Her deputy Winston Peters is now acting prime minister, although Ardern will continue to be consulted on significant issues.
The baby arrived Thursday afternoon, weighing 3.3 kilogrammes (7.3 pounds).
New Zealand's Prime Minister Jacinda Arden has given birth to her first child, becoming only the second to do so while in office.
For the first time, this was done by Benazir Bhutto, the Prime Minister of Pakistan.
"Based on what I've heard so far she seems very alert - just like my daughter Isabella who is very excited to have a baby cousin", she said.
Ms Ardern gave birth to a healthy baby girl on Thursday, the first for her and partner Clarke Gayford.
The 37-year-old is regaining her strength with macaroni and cheese and plans to spend at least one more night in an Auckland public hospital with her newborn girl.
In an Instagram post, the NZ PM highlighted Libby's work, naming her as one of many people who assisted her during the birth.More news: Kansas guard Mykhailiuk selected by Los Angeles Lakers in NBA Draft
Laurell Ardern said she'd had people come up to her saying that her daughter had been an inspiration, including one woman who anxious a job was too hard for her, but then thought 'Well, if Jacinda can do it, I will do it'. "Thank you", Ms Ardern said. "We're all doing really well", she wrote.

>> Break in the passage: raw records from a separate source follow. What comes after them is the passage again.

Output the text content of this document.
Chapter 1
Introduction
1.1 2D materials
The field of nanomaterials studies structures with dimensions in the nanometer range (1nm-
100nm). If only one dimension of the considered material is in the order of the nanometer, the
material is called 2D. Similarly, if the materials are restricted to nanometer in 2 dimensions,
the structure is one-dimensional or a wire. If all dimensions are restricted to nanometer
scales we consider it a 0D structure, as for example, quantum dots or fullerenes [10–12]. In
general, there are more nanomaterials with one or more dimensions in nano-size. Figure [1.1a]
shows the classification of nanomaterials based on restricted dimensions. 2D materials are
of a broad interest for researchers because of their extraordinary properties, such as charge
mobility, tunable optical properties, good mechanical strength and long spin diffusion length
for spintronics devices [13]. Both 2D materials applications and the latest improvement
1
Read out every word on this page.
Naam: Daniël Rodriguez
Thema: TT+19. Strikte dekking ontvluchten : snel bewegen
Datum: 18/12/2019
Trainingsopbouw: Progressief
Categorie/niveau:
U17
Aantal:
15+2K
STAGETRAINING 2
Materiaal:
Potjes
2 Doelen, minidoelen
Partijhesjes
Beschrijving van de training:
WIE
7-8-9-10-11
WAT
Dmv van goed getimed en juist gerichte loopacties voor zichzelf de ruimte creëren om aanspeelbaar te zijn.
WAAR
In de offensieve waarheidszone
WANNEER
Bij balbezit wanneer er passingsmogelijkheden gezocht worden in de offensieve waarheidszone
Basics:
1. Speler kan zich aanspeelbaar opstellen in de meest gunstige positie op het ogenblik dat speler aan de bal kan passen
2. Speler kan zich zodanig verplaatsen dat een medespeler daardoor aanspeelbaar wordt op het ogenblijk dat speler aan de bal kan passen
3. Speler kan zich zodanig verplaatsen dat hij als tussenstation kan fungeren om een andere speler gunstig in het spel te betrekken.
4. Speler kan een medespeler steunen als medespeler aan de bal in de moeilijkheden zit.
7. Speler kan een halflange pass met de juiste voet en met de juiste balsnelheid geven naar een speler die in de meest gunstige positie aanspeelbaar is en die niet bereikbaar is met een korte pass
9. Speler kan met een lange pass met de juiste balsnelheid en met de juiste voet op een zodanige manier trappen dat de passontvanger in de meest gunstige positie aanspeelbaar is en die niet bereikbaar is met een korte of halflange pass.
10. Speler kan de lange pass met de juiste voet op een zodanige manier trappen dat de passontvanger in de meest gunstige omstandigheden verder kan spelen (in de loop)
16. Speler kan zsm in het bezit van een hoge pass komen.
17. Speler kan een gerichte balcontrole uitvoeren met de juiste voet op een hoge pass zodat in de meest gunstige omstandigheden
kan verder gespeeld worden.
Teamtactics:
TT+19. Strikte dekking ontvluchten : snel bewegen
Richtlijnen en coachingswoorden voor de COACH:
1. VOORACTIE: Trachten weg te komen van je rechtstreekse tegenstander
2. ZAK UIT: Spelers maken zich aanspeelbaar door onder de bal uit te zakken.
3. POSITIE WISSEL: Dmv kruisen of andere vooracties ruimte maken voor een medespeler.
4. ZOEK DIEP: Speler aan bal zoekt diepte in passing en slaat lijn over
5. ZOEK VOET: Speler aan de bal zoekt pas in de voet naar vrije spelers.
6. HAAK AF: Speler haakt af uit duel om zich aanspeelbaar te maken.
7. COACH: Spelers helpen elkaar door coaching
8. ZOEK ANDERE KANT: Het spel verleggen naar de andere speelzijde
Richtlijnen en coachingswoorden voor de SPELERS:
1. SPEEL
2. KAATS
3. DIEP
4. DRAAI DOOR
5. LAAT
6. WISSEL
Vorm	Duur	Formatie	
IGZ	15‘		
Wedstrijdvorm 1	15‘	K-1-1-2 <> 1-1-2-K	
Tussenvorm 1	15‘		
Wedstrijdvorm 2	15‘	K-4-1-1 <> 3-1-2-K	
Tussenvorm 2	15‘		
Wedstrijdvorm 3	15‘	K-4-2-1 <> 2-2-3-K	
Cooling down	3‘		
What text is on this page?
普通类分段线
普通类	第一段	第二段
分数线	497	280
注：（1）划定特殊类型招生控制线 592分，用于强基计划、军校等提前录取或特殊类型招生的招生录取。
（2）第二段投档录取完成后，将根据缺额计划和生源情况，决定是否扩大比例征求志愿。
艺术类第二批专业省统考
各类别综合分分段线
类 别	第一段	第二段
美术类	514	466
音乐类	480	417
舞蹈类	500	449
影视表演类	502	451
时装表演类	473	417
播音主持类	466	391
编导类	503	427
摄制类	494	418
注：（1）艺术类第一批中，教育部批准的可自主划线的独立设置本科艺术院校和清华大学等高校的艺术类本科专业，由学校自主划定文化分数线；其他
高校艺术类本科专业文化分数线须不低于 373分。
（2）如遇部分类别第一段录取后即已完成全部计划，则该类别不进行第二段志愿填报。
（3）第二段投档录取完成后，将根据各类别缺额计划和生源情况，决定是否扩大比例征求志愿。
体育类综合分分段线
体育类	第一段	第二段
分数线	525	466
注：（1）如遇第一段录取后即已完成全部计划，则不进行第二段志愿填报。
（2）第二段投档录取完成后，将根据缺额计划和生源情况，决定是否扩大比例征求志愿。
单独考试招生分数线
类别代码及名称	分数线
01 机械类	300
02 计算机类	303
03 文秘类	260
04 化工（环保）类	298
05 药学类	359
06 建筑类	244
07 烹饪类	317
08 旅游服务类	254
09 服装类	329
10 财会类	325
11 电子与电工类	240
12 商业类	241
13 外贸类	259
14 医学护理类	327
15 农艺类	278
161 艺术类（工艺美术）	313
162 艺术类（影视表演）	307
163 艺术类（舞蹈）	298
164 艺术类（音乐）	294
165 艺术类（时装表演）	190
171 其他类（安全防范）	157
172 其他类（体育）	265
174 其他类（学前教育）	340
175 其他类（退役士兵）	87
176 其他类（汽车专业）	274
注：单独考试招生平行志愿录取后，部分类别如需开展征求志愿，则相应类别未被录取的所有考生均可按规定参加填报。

Coincidentally, the baby was born on Ms Bhutto's birthday.
Ardern is scheduled to take six weeks of parental leave before assuming the office, after which her partner Clarke Gayford, a television presenter will become a stay-at-home parent. "I am not the first woman to work and have a baby; there are many women who have done this before".
The British Prime Minister Theresa May sent a lovely message, along with New Zealand MP Nikki Kaye and the Governor-General of New Zealand Patsy Reddy.
"This is a sign of our maturity as a country and its acceptance that combining career and family is a choice which women are free to make", Clark wrote in an email. A spokeswoman for the prime minister said Thursday that Gayford had driven Ardern to the hospital in the couple's own vehicle.
Clark, who left office in 2008, added that Gayford should be celebrated as "a modern man, who is happy to be the full time parent of a young child".
Jennifer Curtin, a professor of politics at the University of Auckland, said there was symbolic importance in Ms Ardern giving birth as it showed political parties around the world that it was fine to have younger women as candidates.